Asynchronous programming in C can be such a pain. You’re always creating little structs in order to pass around user_data. So often I find myself wishing it were like Python, and I could just create an anonymous tuple.
Then I had this crazy idea.
DBus is always passing around tuples. dbus-glib represents these as GValueArrays. They’re so ubiquitous that telepathy-glib added utility functions to deal with them: tp_value_array_build() and tp_value_array_unpack().
We can use them like this:
my_request_async (obj, my_callback, tp_value_array_build (2, G_TYPE_POINTER, my_pointer, G_TYPE_UINT, my_uint, G_TYPE_INVALID)); |
With the callback:
static void my_callback (GObject *obj, GAsyncResult *result, gpointer user_data) { gpointer my_pointer; guint my_uint; tp_value_array_unpack (user_data, 2, &my_pointer, &my_uint); ... finally: g_value_array_free (user_data); } |
In my specific use case, I was making requests for a property, and then needed the generic callback to know which property the request was for. I could have copied and pasted the request multiple times, or get increasingly meta:
#define MY_REQUEST_ASYNC(prop) \ my_request_async (obj, prop, \ my_callback, tp_value_array_build (2, \ G_TYPE_POINTER, my_pointer, \ G_TYPE_UINT, prop, \ G_TYPE_INVALID)); MY_REQUEST_ASYNC (PROP_1); MY_REQUEST_ASYNC (PROP_2); #undef MY_REQUEST_ASYNC |
Where this gets really useful is when you’re having to copy or reference your members: strings, objects, hash tables, etc.. You no longer need to write new() and free() functions for each structure. GValue already knows how to take care of it.

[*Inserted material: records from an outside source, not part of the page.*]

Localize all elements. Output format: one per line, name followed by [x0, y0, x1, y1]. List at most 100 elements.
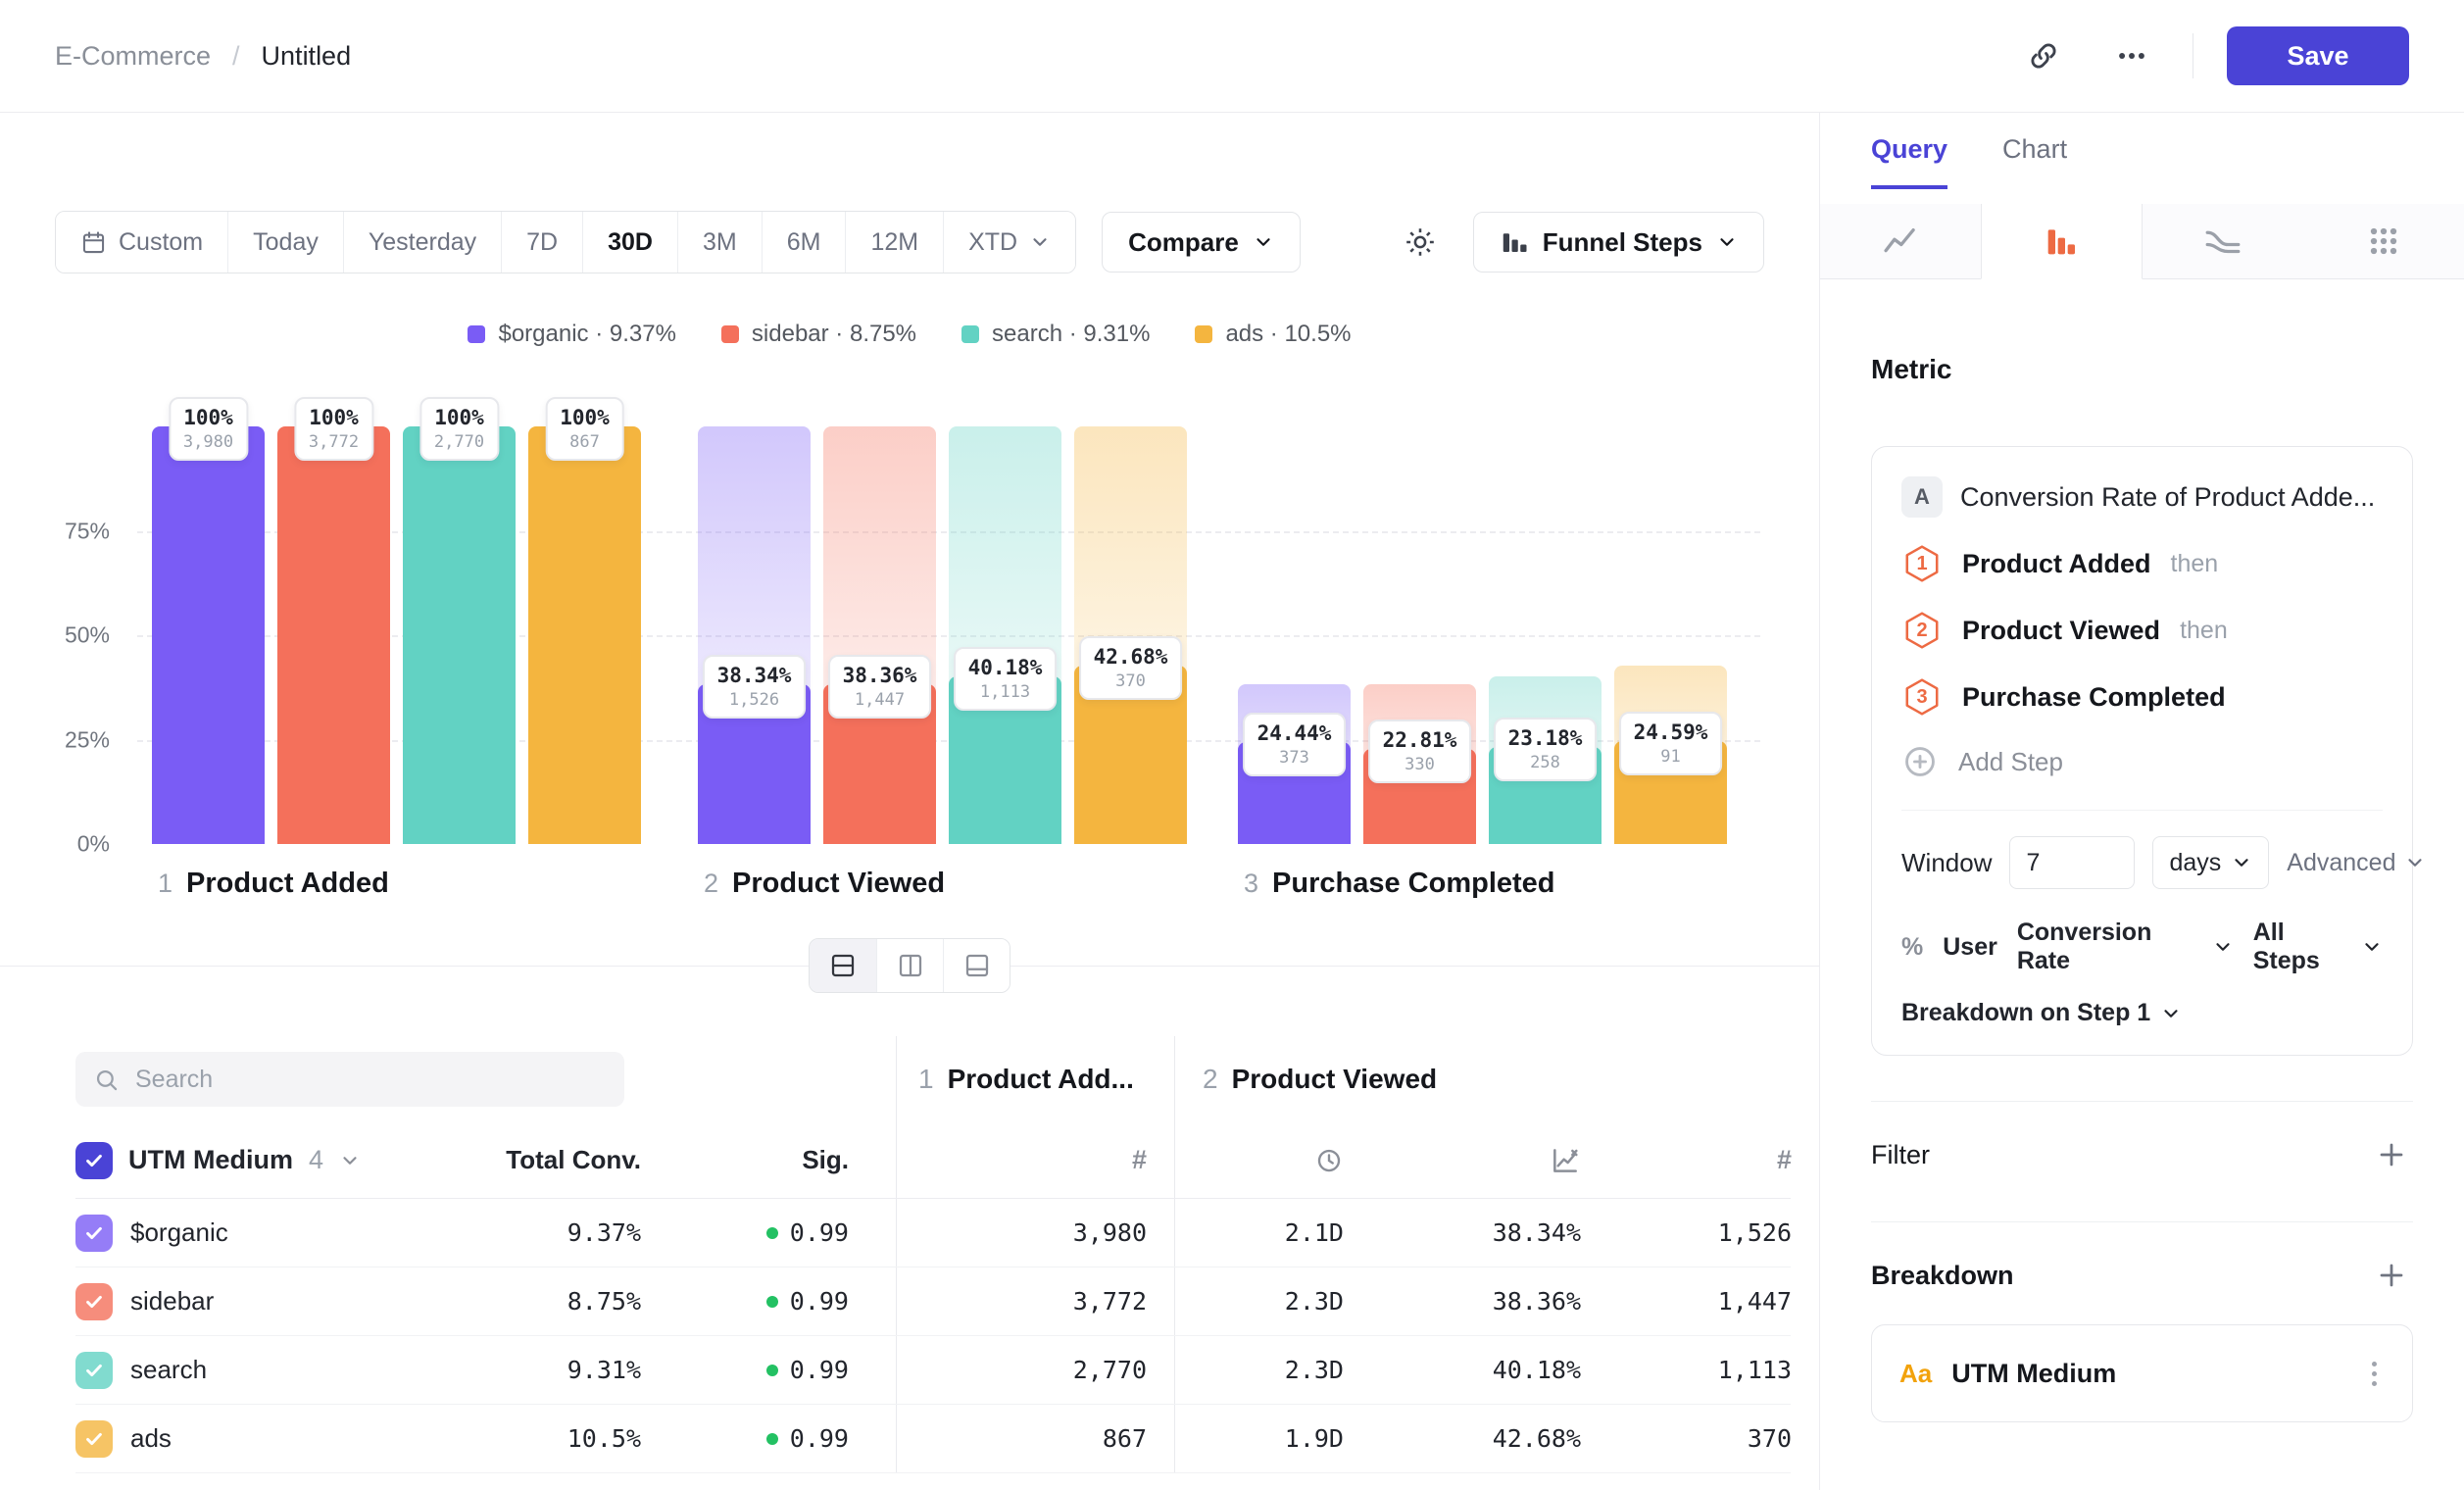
date-range-30d[interactable]: 30D — [582, 212, 677, 273]
kebab-menu-icon[interactable] — [2364, 1354, 2385, 1394]
window-unit-select[interactable]: days — [2152, 836, 2269, 889]
chevron-down-icon — [2231, 852, 2252, 873]
more-options-button[interactable] — [2104, 28, 2159, 83]
chart-plot-area: 75%50%25%0%100%3,980100%3,772100%2,77010… — [0, 426, 1819, 844]
date-range-today[interactable]: Today — [227, 212, 343, 273]
conversion-metric-selector[interactable]: Conversion Rate — [2017, 919, 2234, 975]
metric-step[interactable]: 1Product Addedthen — [1901, 543, 2383, 584]
legend-label: $organic · 9.37% — [498, 321, 675, 348]
time-to-convert-icon[interactable] — [1314, 1146, 1344, 1175]
y-axis-tick: 50% — [0, 622, 110, 649]
row-name-label: ads — [130, 1423, 172, 1454]
bar-value-label: 38.36%1,447 — [828, 655, 932, 719]
date-range-12m[interactable]: 12M — [845, 212, 943, 273]
step-then-label: then — [2180, 617, 2228, 645]
add-breakdown-button[interactable] — [2370, 1254, 2413, 1297]
count-metric-icon[interactable]: # — [1132, 1145, 1147, 1175]
legend-item[interactable]: search · 9.31% — [961, 321, 1150, 348]
layout-split-horizontal-icon[interactable] — [810, 939, 876, 992]
breakdown-column-label[interactable]: UTM Medium — [128, 1145, 293, 1175]
legend-item[interactable]: ads · 10.5% — [1195, 321, 1351, 348]
funnel-bar[interactable] — [277, 426, 390, 844]
step2-time-value: 2.3D — [1285, 1356, 1344, 1384]
date-range-xtd[interactable]: XTD — [943, 212, 1075, 273]
date-range-7d[interactable]: 7D — [501, 212, 582, 273]
bar-count: 3,980 — [183, 432, 233, 452]
search-input[interactable] — [135, 1066, 607, 1094]
table-row[interactable]: ads10.5%0.998671.9D42.68%370 — [75, 1405, 1791, 1473]
sig-header[interactable]: Sig. — [802, 1145, 849, 1175]
entity-selector[interactable]: User — [1943, 933, 1997, 962]
total-conv-value: 9.31% — [567, 1356, 641, 1384]
window-value-input[interactable] — [2009, 836, 2135, 889]
step2-pct-value: 42.68% — [1493, 1424, 1581, 1453]
share-link-button[interactable] — [2016, 28, 2071, 83]
bar-pct: 40.18% — [968, 656, 1043, 679]
table-row[interactable]: $organic9.37%0.993,9802.1D38.34%1,526 — [75, 1199, 1791, 1267]
step2-time-cell: 2.3D — [1174, 1336, 1344, 1404]
layout-split-vertical-icon[interactable] — [876, 939, 943, 992]
table-row[interactable]: search9.31%0.992,7702.3D40.18%1,113 — [75, 1336, 1791, 1405]
breakdown-property-label: UTM Medium — [1951, 1359, 2344, 1389]
step2-count-cell: 370 — [1581, 1405, 1792, 1472]
chart-type-matrix-icon[interactable] — [2303, 204, 2464, 279]
sig-cell: 0.99 — [641, 1267, 849, 1335]
total-conv-header[interactable]: Total Conv. — [506, 1145, 641, 1175]
table-search[interactable] — [75, 1052, 624, 1107]
sig-cell: 0.99 — [641, 1336, 849, 1404]
table-body: $organic9.37%0.993,9802.1D38.34%1,526sid… — [75, 1199, 1791, 1473]
breadcrumb-parent[interactable]: E-Commerce — [55, 41, 211, 72]
row-checkbox[interactable] — [75, 1215, 113, 1252]
tab-query[interactable]: Query — [1871, 113, 1947, 189]
date-range-3m[interactable]: 3M — [677, 212, 762, 273]
chevron-down-icon[interactable] — [339, 1150, 361, 1171]
bar-value-label: 100%3,980 — [169, 397, 248, 461]
chevron-down-icon — [2212, 936, 2234, 958]
bar-count: 1,526 — [717, 690, 792, 710]
layout-toggle-group — [809, 938, 1010, 993]
legend-item[interactable]: sidebar · 8.75% — [721, 321, 916, 348]
funnel-steps-list: 1Product Addedthen 2Product Viewedthen 3Pu… — [1901, 543, 2383, 718]
conversion-chart-icon[interactable] — [1550, 1145, 1581, 1176]
funnel-bar[interactable] — [528, 426, 641, 844]
add-filter-button[interactable] — [2370, 1133, 2413, 1176]
chart-type-funnel-icon[interactable] — [1981, 204, 2142, 279]
chart-settings-button[interactable] — [1393, 215, 1448, 270]
compare-button[interactable]: Compare — [1102, 212, 1301, 273]
date-range-custom[interactable]: Custom — [56, 212, 227, 273]
chart-type-line-icon[interactable] — [1820, 204, 1981, 279]
save-button[interactable]: Save — [2227, 26, 2409, 85]
row-label-cell: ads — [75, 1420, 468, 1458]
count-metric-icon[interactable]: # — [1777, 1145, 1792, 1175]
layout-bottom-panel-icon[interactable] — [943, 939, 1010, 992]
date-range-6m[interactable]: 6M — [762, 212, 846, 273]
legend-item[interactable]: $organic · 9.37% — [468, 321, 675, 348]
funnel-bar[interactable] — [152, 426, 265, 844]
metric-step[interactable]: 3Purchase Completed — [1901, 676, 2383, 718]
add-step-button[interactable]: Add Step — [1901, 743, 2383, 780]
funnel-bar[interactable] — [403, 426, 516, 844]
step1-count-value: 2,770 — [1073, 1356, 1147, 1384]
chart-type-selector[interactable]: Funnel Steps — [1473, 212, 1764, 273]
chevron-down-icon — [2404, 852, 2426, 873]
row-checkbox[interactable] — [75, 1420, 113, 1458]
chevron-down-icon — [1253, 231, 1274, 253]
breakdown-property-card[interactable]: Aa UTM Medium — [1871, 1324, 2413, 1422]
advanced-toggle[interactable]: Advanced — [2287, 849, 2425, 877]
select-all-checkbox[interactable] — [75, 1142, 113, 1179]
y-axis-tick: 75% — [0, 518, 110, 544]
chart-type-flow-icon[interactable] — [2143, 204, 2303, 279]
steps-scope-selector[interactable]: All Steps — [2253, 919, 2383, 975]
metric-title[interactable]: Conversion Rate of Product Adde... — [1960, 482, 2375, 513]
breakdown-on-step-selector[interactable]: Breakdown on Step 1 — [1901, 999, 2383, 1027]
row-checkbox[interactable] — [75, 1283, 113, 1320]
row-checkbox[interactable] — [75, 1352, 113, 1389]
bar-count: 1,113 — [968, 682, 1043, 702]
metric-step[interactable]: 2Product Viewedthen — [1901, 610, 2383, 651]
date-range-yesterday[interactable]: Yesterday — [343, 212, 501, 273]
tab-chart[interactable]: Chart — [2002, 113, 2067, 189]
table-row[interactable]: sidebar8.75%0.993,7722.3D38.36%1,447 — [75, 1267, 1791, 1336]
chevron-down-icon — [1029, 231, 1051, 253]
report-title[interactable]: Untitled — [262, 41, 352, 72]
bar-value-label: 22.81%330 — [1368, 720, 1472, 783]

my_request_async (obj, my_callback, tp_value_array_build (3, G_TYPE_OBJECT, my_obj, G_TYPE_STRING, "escher", G_TYPE_BOOLEAN, TRUE, G_TYPE_INVALID)); |
Everything will be released when you call g_value_array_free().
You could go further. For optional numbers of arguments you could use an a{sv} map (telepathy-glib also has utility methods to manipulate these, i.e. tp_asv_new()).
Unfortunately not everyone has telepathy-glib in their stack. I bet you could also achieve the same result using GVariant with g_variant_new(), g_variant_get() and g_variant_unref(). Store your pointers as type ‘t’ and remember to cast them to (guint64) for correct var-args alignment. Unfortunately GVariant can’t do your ref-counting.